Entrevista:O Estado inteligente

domingo, dezembro 04, 2005

Miriam Leitão A coisa certa

A coisa certa

Ele define como "fascinante" e "histórico" o fato que está vendo nos dados da Pnad: a queda da desigualdade brasileira. E ele é o maior especialista brasileiro em desigualdade de renda. Ricardo Paes de Barros, ou simplesmente PB, está mergulhado nos dados da Pnad. "Desde 2001, a desigualdade está caindo um ponto percentual ao ano; se isso for mantido por dez anos, nós seremos um país igual à média mundial."

A desigualdade caiu, com crescimento ou sem crescimento, desde 2001 e isso produziu um resultado que é, de fato, fascinante e histórico:

— O Brasil nunca esteve num nível de desigualdade tão baixo desde que essa pesquisa é feita — disse Paes de Barros.

O país já teve queda forte da pobreza e da extrema pobreza sem queda da desigualdade, como aconteceu no Plano Real. Na época, realmente houve a maior diminuição do percentual de brasileiros abaixo da linha da pobreza (7,8 pontos) e abaixo da linha da extrema pobreza (5 pontos), como é calculado pelo Ipea. Em outro momento em que houve uma queda forte, no Cruzado, o resultado se reverteu assim que voltou a inflação. Depois do real, os novos níveis de pobreza foram mantidos estáveis. As crises do fim dos anos 90 não reverteram o ganho. Mas a desigualdade se manteve no mesmo nível.

O que salta aos olhos na série histórica é que a desigualdade cresceu muito na hiperinflação de 89, no fim do governo Sarney, e teve uma queda brusca nos dois breves e tumultuados anos do governo Collor.

— Esse fato aconteceu, está bem documentado, mas não conheço ninguém que tenha uma resposta exata sobre por que caiu a desigualdade nos anos de 90 a 92. O que a gente sabe é que, em período de hiperinflação, há um aumento da concentração e há um efeito estatístico nos salários, pela diferença de datas de indexação. Mas, exceto isso, não faço idéia de por que a desigualdade caiu naquela época — comentou.

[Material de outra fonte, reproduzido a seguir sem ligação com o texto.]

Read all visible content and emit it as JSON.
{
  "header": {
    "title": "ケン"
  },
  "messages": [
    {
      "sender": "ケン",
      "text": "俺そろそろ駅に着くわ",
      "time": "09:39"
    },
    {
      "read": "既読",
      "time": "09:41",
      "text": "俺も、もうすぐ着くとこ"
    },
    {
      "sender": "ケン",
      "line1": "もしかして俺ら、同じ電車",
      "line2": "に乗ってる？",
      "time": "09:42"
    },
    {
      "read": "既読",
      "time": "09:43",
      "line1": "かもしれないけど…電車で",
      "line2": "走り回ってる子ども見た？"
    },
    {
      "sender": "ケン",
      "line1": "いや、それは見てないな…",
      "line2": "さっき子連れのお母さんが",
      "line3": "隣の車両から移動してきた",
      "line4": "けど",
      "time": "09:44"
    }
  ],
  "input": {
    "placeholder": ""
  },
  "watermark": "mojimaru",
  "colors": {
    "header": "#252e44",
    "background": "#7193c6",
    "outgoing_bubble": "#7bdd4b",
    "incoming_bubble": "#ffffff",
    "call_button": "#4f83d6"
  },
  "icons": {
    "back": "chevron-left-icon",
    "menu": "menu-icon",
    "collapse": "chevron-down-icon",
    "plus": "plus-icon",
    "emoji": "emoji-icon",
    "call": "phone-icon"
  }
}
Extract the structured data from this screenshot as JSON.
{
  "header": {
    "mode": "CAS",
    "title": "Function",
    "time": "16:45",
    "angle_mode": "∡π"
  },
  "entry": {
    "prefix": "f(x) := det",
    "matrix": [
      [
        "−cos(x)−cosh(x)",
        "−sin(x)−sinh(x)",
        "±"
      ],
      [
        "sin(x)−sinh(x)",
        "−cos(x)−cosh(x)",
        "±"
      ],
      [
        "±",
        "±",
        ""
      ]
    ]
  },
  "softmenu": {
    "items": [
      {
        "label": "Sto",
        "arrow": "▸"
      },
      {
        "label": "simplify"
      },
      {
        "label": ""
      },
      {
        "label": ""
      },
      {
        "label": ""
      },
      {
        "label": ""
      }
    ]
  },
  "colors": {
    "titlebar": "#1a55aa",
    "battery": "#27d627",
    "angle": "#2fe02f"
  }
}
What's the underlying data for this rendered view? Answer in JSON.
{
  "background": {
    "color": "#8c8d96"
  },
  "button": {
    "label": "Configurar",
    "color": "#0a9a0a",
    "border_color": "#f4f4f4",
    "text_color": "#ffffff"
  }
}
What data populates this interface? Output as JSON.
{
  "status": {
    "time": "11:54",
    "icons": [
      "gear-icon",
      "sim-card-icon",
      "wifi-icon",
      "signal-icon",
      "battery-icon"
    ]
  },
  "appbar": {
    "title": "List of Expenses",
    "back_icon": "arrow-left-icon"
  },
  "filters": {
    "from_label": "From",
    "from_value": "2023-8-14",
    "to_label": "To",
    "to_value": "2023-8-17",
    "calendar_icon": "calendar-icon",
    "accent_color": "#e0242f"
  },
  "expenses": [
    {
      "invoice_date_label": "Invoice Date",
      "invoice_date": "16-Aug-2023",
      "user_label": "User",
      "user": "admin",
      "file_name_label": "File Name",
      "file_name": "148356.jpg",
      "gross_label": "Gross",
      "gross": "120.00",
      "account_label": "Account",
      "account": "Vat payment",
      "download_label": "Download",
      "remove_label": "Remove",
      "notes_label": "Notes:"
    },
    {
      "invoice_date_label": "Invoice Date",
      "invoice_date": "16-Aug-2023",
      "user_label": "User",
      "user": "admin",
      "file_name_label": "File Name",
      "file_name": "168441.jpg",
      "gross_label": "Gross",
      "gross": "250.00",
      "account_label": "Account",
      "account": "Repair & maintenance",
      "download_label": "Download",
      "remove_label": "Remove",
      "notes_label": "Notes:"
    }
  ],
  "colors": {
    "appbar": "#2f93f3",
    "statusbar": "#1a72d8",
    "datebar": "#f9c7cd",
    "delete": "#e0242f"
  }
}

O fenômeno recente tem mostrado constância e isso é animador. Mas é fundamental que o Brasil saiba onde ele acertou nos últimos anos para replicar as políticas. Ricardo Paes de Barros apresentou um estudo inicial feito com Mirela de Carvalho e Samuel Franco num workshop no Ipea. Mostraram que, no biênio 2003-2004, 73% da queda da extrema pobreza e 56% da queda da pobreza se deveram à redução da desigualdade, e o resto ao crescimento. Agora falta saber por que caiu a desigualdade.

— Tenho algumas intuições. A primeira é que há um forte componente educacional nesse fato. Encolheu a desigualdade no mercado de trabalho entre qualificados e não qualificados. Como houve uma oferta crescente de trabalhador qualificado nos últimos anos, isso reduziu o prêmio da qualificação. No Brasil, esse prêmio era 60% mais alto que em outros países e agora está se reduzindo.

Ou seja, no país havia pouco trabalhador qualificado e, por isso, eles tinham salários muito maiores; é o que ele chama de prêmio. O aumento da escolaridade, o esforço de educação dos últimos anos começam a fazer efeito. Mas isso não explica tudo, segundo o economista.

— Há um outro fator importante que ainda estamos estudando. Existe uma variável na Pnad que é renda de juros e dividendos. Sempre registrou mais ou menos que 14% das famílias tinham renda vinda de juros e dividendos. Agora esse número subiu para 24%. E isso está relacionado com a queda da desigualdade. Mas o que é isso? Quando vai se ver o manual do entrevistador do IBGE, vê-se que a renda recebida através do Bolsa Família entra nesta mesma rubrica. Ficou tudo misturado, renda de juros e dividendo dos mais ricos com a transferência de renda através do Bolsa Família. O Bolsa Família influenciou na queda da desigualdade até mais do que imaginávamos, mas é preciso entender porque esses dados estão misturados.

A queda da desigualdade é uma excelente notícia. Precisa ser entendida tecnicamente e não como se fosse um Fla-Flu político. Se descobrirmos exatamente onde foi que acertamos, poderemos acertar mais, independentemente de qual seja o eleito no ano que vem.